Social business tools augment your memory with facts and context
Can you remember the great ideas of your career?
I had lunch with a scientist last year. We were talking about our multi-decade careers and our accomplishments. My companion put down his fork and said "I had this great idea in 1997 and I wrote it down somewhere. The idea was entirely impossible, but I jotted a few notes about it, anyway. Last month I read about a machine that might make my idea possible. I was excited! I looked through all my notes, online and in paper, but I couldn't find them. I gave up. A shame, really."
My companion is a polymath, a Leonardo da Vinci, who is as wide as he is deep in knowledge. He devours news. He's a cauldron of ideas. Like most people, he can remember only so much. He's relied on email, files and notebooks to manage his notes. But such storage is ephemera; over time these sources shifted away from him. His knowledge 'migrated' or someone else 'archived' them. An idea, a million dollar hunch, is lost.

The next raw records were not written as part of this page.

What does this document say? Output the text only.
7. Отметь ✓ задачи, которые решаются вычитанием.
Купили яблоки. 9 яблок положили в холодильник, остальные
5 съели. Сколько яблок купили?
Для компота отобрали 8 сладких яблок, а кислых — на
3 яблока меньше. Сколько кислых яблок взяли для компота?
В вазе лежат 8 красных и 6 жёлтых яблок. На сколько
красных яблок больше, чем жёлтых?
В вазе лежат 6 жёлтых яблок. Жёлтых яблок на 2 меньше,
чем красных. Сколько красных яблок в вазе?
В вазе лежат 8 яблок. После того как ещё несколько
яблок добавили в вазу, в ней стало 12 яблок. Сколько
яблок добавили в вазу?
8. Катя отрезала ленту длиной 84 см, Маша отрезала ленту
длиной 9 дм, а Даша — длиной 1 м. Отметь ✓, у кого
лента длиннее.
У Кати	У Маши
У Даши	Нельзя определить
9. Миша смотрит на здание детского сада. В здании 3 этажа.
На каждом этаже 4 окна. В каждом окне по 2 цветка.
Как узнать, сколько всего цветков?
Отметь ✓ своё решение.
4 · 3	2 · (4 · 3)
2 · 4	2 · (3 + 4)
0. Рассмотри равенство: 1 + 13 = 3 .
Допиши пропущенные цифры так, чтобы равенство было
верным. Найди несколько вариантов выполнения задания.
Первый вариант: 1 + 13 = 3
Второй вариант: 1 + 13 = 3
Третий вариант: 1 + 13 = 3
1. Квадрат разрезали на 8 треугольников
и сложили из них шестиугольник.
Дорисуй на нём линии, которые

Steven Johnson writes in his his book, 'Where Good Ideas Come From. The Natural History of Innovation,' about the power of the "slow hunch." His example is Charles Darwin, a geologist by training, who developed the theory of natural selection. Darwin didn't have a 'eureka!' moment. A prodigious man, Darwin took a volumes of notes in his commonplace book over the decades of career. Each time Darwin observed something, he wrote notes to his future self. He indexed them. Darwin re-read them from time to time. Although he was blessed with strong intuition, Darwin was a man with a normal memory. He needed devices like his commonplace book to give it a leg up. Darwin didn't just happen on his theory; it was his good notes, his intuition and several years of re-reads before it revealed itself.
A 17th Century English Commonplace book (Courtesy Yale)

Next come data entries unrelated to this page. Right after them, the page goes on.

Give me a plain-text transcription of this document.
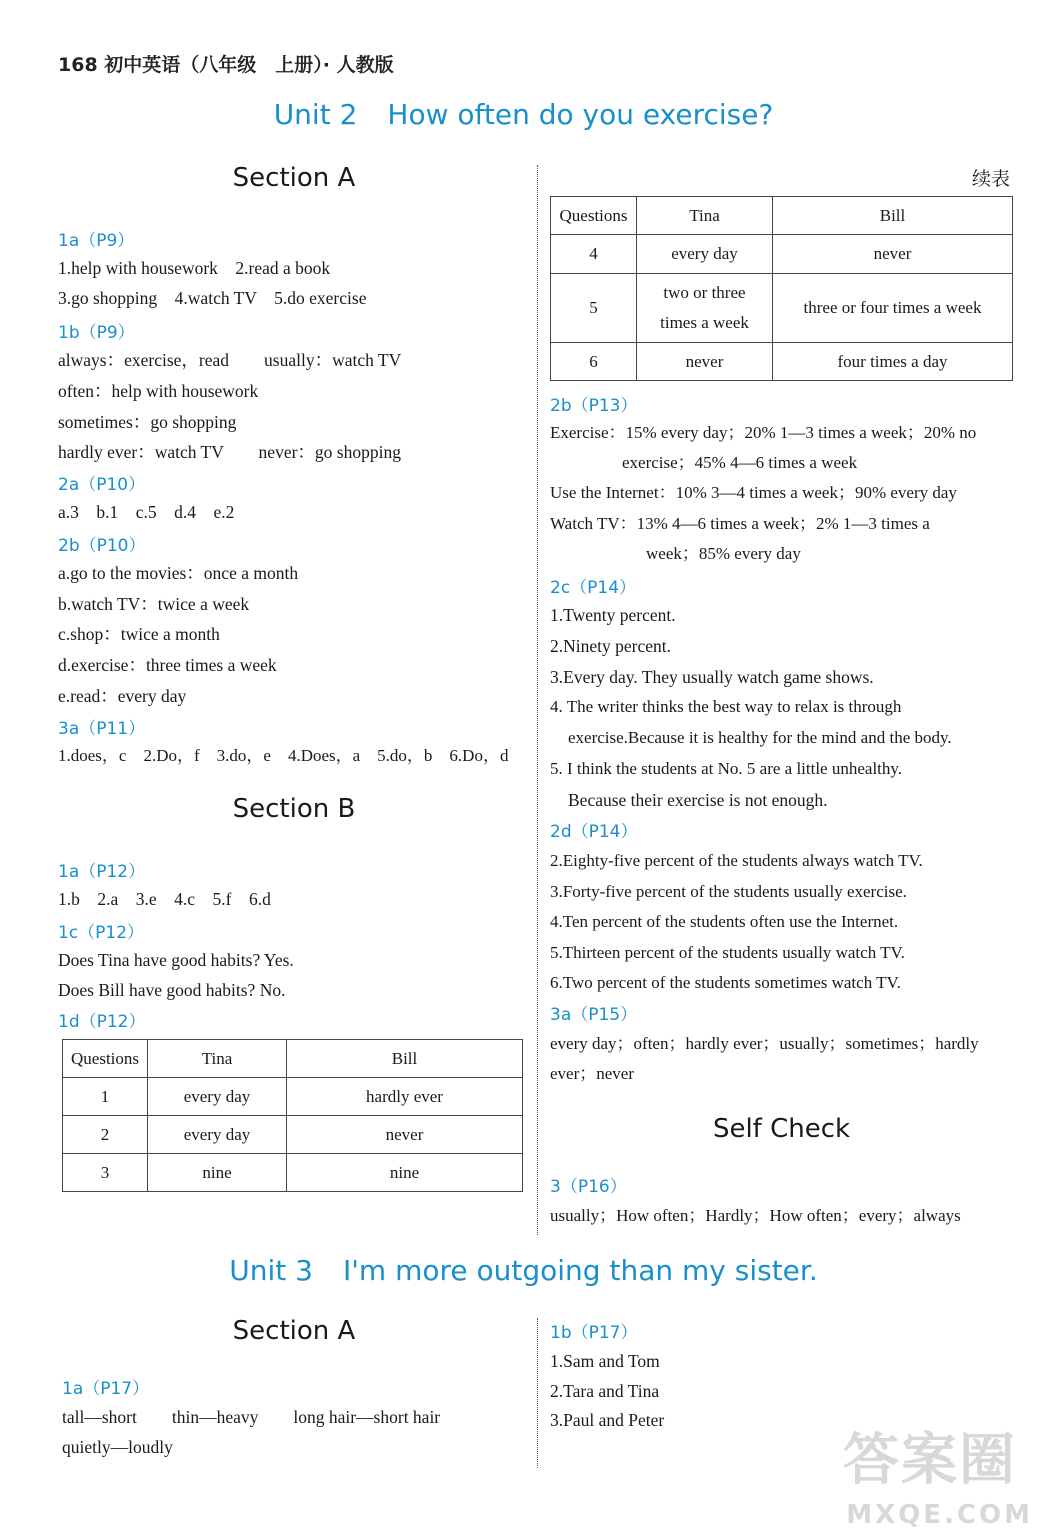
168 初中英语（八年级　上册）· 人教版
Unit 2 How often do you exercise?
Section A
1a（P9）
1.help with housework　2.read a book
3.go shopping　4.watch TV　5.do exercise
1b（P9）
always：exercise，read　　usually：watch TV
often：help with housework
sometimes：go shopping
hardly ever：watch TV　　never：go shopping
2a（P10）
a.3　b.1　c.5　d.4　e.2
2b（P10）
a.go to the movies：once a month
b.watch TV：twice a week
c.shop：twice a month
d.exercise：three times a week
e.read：every day
3a（P11）
1.does，c　2.Do，f　3.do，e　4.Does，a　5.do，b　6.Do，d
Section B
1a（P12）
1.b　2.a　3.e　4.c　5.f　6.d
1c（P12）
Does Tina have good habits? Yes.
Does Bill have good habits? No.
1d（P12）
Questions	Tina	Bill
1	every day	hardly ever
2	every day	never
3	nine	nine
续表
Questions	Tina	Bill
4	every day	never
5	two or three
times a week	three or four times a week
6	never	four times a day
2b（P13）
Exercise：15% every day；20% 1—3 times a week；20% no
exercise；45% 4—6 times a week
Use the Internet：10% 3—4 times a week；90% every day
Watch TV：13% 4—6 times a week；2% 1—3 times a
week；85% every day
2c（P14）
1.Twenty percent.
2.Ninety percent.
3.Every day. They usually watch game shows.
4. The writer thinks the best way to relax is through
exercise.Because it is healthy for the mind and the body.
5. I think the students at No. 5 are a little unhealthy.
Because their exercise is not enough.
2d（P14）
2.Eighty-five percent of the students always watch TV.
3.Forty-five percent of the students usually exercise.
4.Ten percent of the students often use the Internet.
5.Thirteen percent of the students usually watch TV.
6.Two percent of the students sometimes watch TV.
3a（P15）
every day；often；hardly ever；usually；sometimes；hardly
ever；never
Self Check
3（P16）
usually；How often；Hardly；How often；every；always
Unit 3 I'm more outgoing than my sister.
Section A
1a（P17）
tall—short　　thin—heavy　　long hair—short hair
quietly—loudly
1b（P17）
1.Sam and Tom
2.Tara and Tina
3.Paul and Peter
答案圈
MXQE.COM
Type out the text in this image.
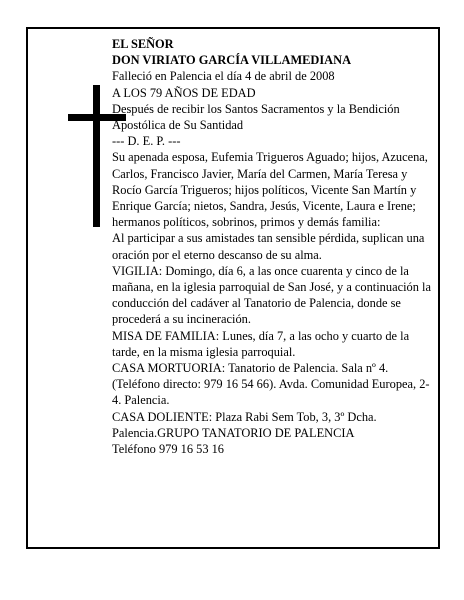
EL SEÑOR

DON VIRIATO GARCÍA VILLAMEDIANA

Falleció en Palencia el día 4 de abril de 2008

A LOS 79 AÑOS DE EDAD

Después de recibir los Santos Sacramentos y la Bendición Apostólica de Su Santidad

--- D. E. P. ---

Su apenada esposa, Eufemia Trigueros Aguado; hijos, Azucena, Carlos, Francisco Javier, María del Carmen, María Teresa y Rocío García Trigueros; hijos políticos, Vicente San Martín y Enrique García; nietos, Sandra, Jesús, Vicente, Laura e Irene; hermanos políticos, sobrinos, primos y demás familia:

Al participar a sus amistades tan sensible pérdida, suplican una oración por el eterno descanso de su alma.

VIGILIA: Domingo, día 6, a las once cuarenta y cinco de la mañana, en la iglesia parroquial de San José, y a continuación la conducción del cadáver al Tanatorio de Palencia, donde se procederá a su incineración.

MISA DE FAMILIA: Lunes, día 7, a las ocho y cuarto de la tarde, en la misma iglesia parroquial.

CASA MORTUORIA: Tanatorio de Palencia. Sala nº 4. (Teléfono directo: 979 16 54 66). Avda. Comunidad Europea, 2-4. Palencia.

CASA DOLIENTE: Plaza Rabi Sem Tob, 3, 3º Dcha. Palencia.GRUPO TANATORIO DE PALENCIA

Teléfono 979 16 53 16
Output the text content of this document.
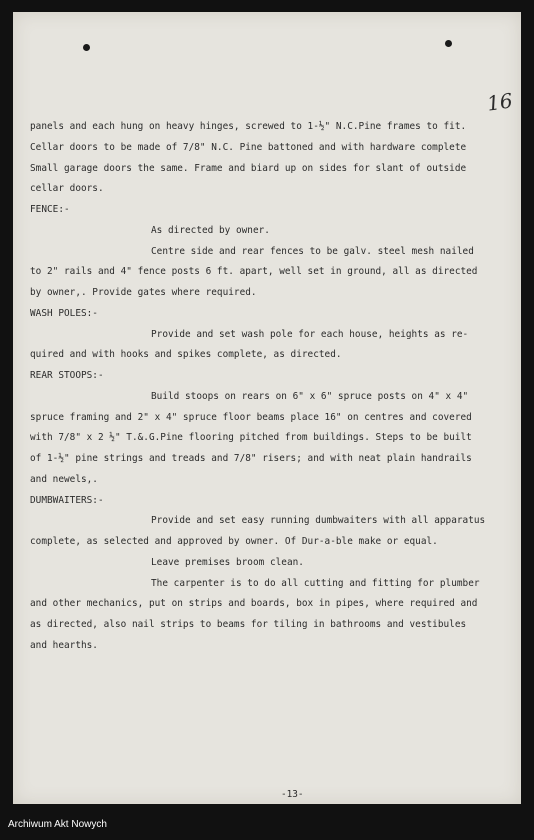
16
panels and each hung on heavy hinges, screwed to 1-½" N.C.Pine frames to fit.
Cellar doors to be made of 7/8" N.C. Pine battoned and with hardware complete
Small garage doors the same. Frame and biard up on sides for slant of outside
cellar doors.
FENCE:-
As directed by owner.
Centre side and rear fences to be galv. steel mesh nailed
to 2" rails and 4" fence posts 6 ft. apart, well set in ground, all as directed
by owner,. Provide gates where required.
WASH POLES:-
Provide and set wash pole for each house, heights as re-
quired and with hooks and spikes complete, as directed.
REAR STOOPS:-
Build stoops on rears on 6" x 6" spruce posts on 4" x 4"
spruce framing and 2" x 4" spruce floor beams place 16" on centres and covered
with 7/8" x 2 ½" T.&.G.Pine flooring pitched from buildings. Steps to be built
of 1-½" pine strings and treads and 7/8" risers; and with neat plain handrails
and newels,.
DUMBWAITERS:-
Provide and set easy running dumbwaiters with all apparatus
complete, as selected and approved by owner. Of Dur-a-ble make or equal.
Leave premises broom clean.
The carpenter is to do all cutting and fitting for plumber
and other mechanics, put on strips and boards, box in pipes, where required and
as directed, also nail strips to beams for tiling in bathrooms and vestibules
and hearths.
-13-
Archiwum Akt Nowych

Johnson says the slow hunch is one of the essentials for innovation. As creative people progress through their careers, their intuition tells them when an obsevation may be important. Even if it is unsolvable at the moment, they will store it in the back of the mind. When a related piece of information later appears, intuition links the hunch with the new fact. Tenacity, intellect and creativity is the personal engine for innovation.

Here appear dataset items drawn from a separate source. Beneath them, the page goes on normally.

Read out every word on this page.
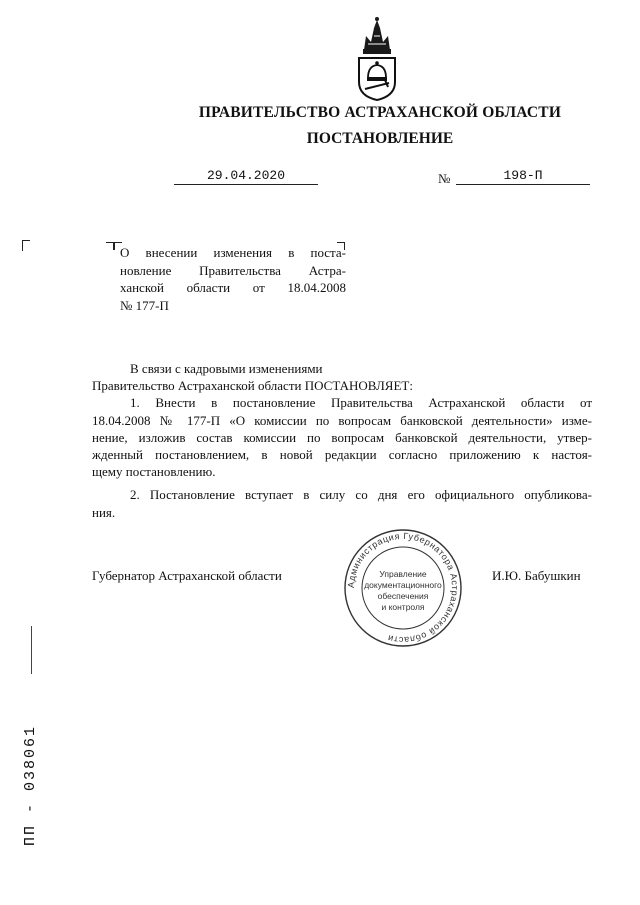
ПРАВИТЕЛЬСТВО АСТРАХАНСКОЙ ОБЛАСТИ
ПОСТАНОВЛЕНИЕ
29.04.2020	№	198-П
О внесении изменения в поста-
новление Правительства Астра-
ханской области от 18.04.2008
№ 177-П
В связи с кадровыми изменениями
Правительство Астраханской области ПОСТАНОВЛЯЕТ:
1. Внести в постановление Правительства Астраханской области от
18.04.2008 № 177-П «О комиссии по вопросам банковской деятельности» изме-
нение, изложив состав комиссии по вопросам банковской деятельности, утвер-
жденный постановлением, в новой редакции согласно приложению к настоя-
щему постановлению.
2. Постановление вступает в силу со дня его официального опубликова-
ния.
Губернатор Астраханской области	И.Ю. Бабушкин
Администрация Губернатора Астраханской области
Управление
документационного
обеспечения
и контроля
ПП - 038061
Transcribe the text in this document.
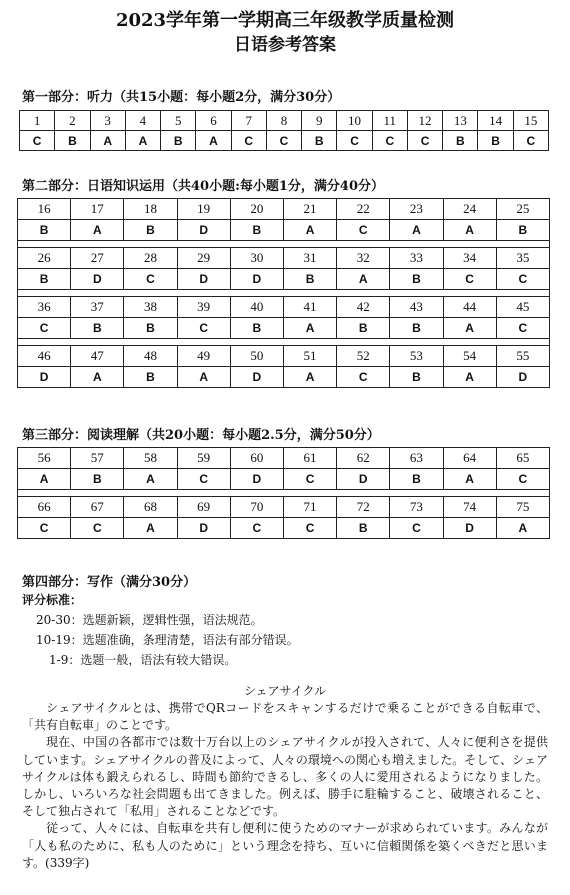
2023学年第一学期高三年级教学质量检测
日语参考答案
第一部分：听力（共15小题：每小题2分，满分30分）
1	2	3	4	5	6	7	8	9	10	11	12	13	14	15
C	B	A	A	B	A	C	C	B	C	C	C	B	B	C
第二部分：日语知识运用（共40小题:每小题1分，满分40分）
16	17	18	19	20	21	22	23	24	25
B	A	B	D	B	A	C	A	A	B

26	27	28	29	30	31	32	33	34	35
B	D	C	D	D	B	A	B	C	C

36	37	38	39	40	41	42	43	44	45
C	B	B	C	B	A	B	B	A	C

46	47	48	49	50	51	52	53	54	55
D	A	B	A	D	A	C	B	A	D
第三部分：阅读理解（共20小题：每小题2.5分，满分50分）
56	57	58	59	60	61	62	63	64	65
A	B	A	C	D	C	D	B	A	C

66	67	68	69	70	71	72	73	74	75
C	C	A	D	C	C	B	C	D	A
第四部分：写作（满分30分）
评分标准：
20-30：选题新颖，逻辑性强，语法规范。
10-19：选题准确，条理清楚，语法有部分错误。
1-9：选题一般，语法有较大错误。
シェアサイクル

シェアサイクルとは、携帯でQRコードをスキャンするだけで乗ることができる自転車で、「共有自転車」のことです。

現在、中国の各都市では数十万台以上のシェアサイクルが投入されて、人々に便利さを提供しています。シェアサイクルの普及によって、人々の環境への関心も増えました。そして、シェアサイクルは体も鍛えられるし、時間も節約できるし、多くの人に愛用されるようになりました。しかし、いろいろな社会問題も出てきました。例えば、勝手に駐輪すること、破壊されること、そして独占されて「私用」されることなどです。

従って、人々には、自転車を共有し便利に使うためのマナーが求められています。みんなが「人も私のために、私も人のために」という理念を持ち、互いに信頼関係を築くべきだと思います。(339字)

In today's world of information torrents, it is easy for the mind to lose track of its valuable hunches. This is worsened in the enterprise. Employees are exposed to too much trivial information. Email dissipates knowledge. Most corporate systems, with their need for conformity and categorization, also destroy hunches. Personal knowledge is lost year by year.
Imagine if you are a creative person in the enterprise [scientist, engineer, IT professional... ]. There are knowledge-destroying forces arrayed against you: corporate automation that obliterates creativity; workflows insisting on conformity; and legal missives mandating knowledge sarcophagi -- or destruction!
And sometimes profitable ideas just disappear on their own ...
Perhaps creative employees could benefit by using social business software to annotate their present selves for later discovery by their future selves. Keeping a personal wiki, bookmarks and tags are great ways to assemble a virtual commonplace book. Not only is knowledge kept, but context is preserved this way. Employees are their own best curators.
But annotation for the future won't be enough. Like Darwin, they must make a point of re-reading their material. As we age, our perspective changes. A re-read of our notes is the final trigger for creativity to happen.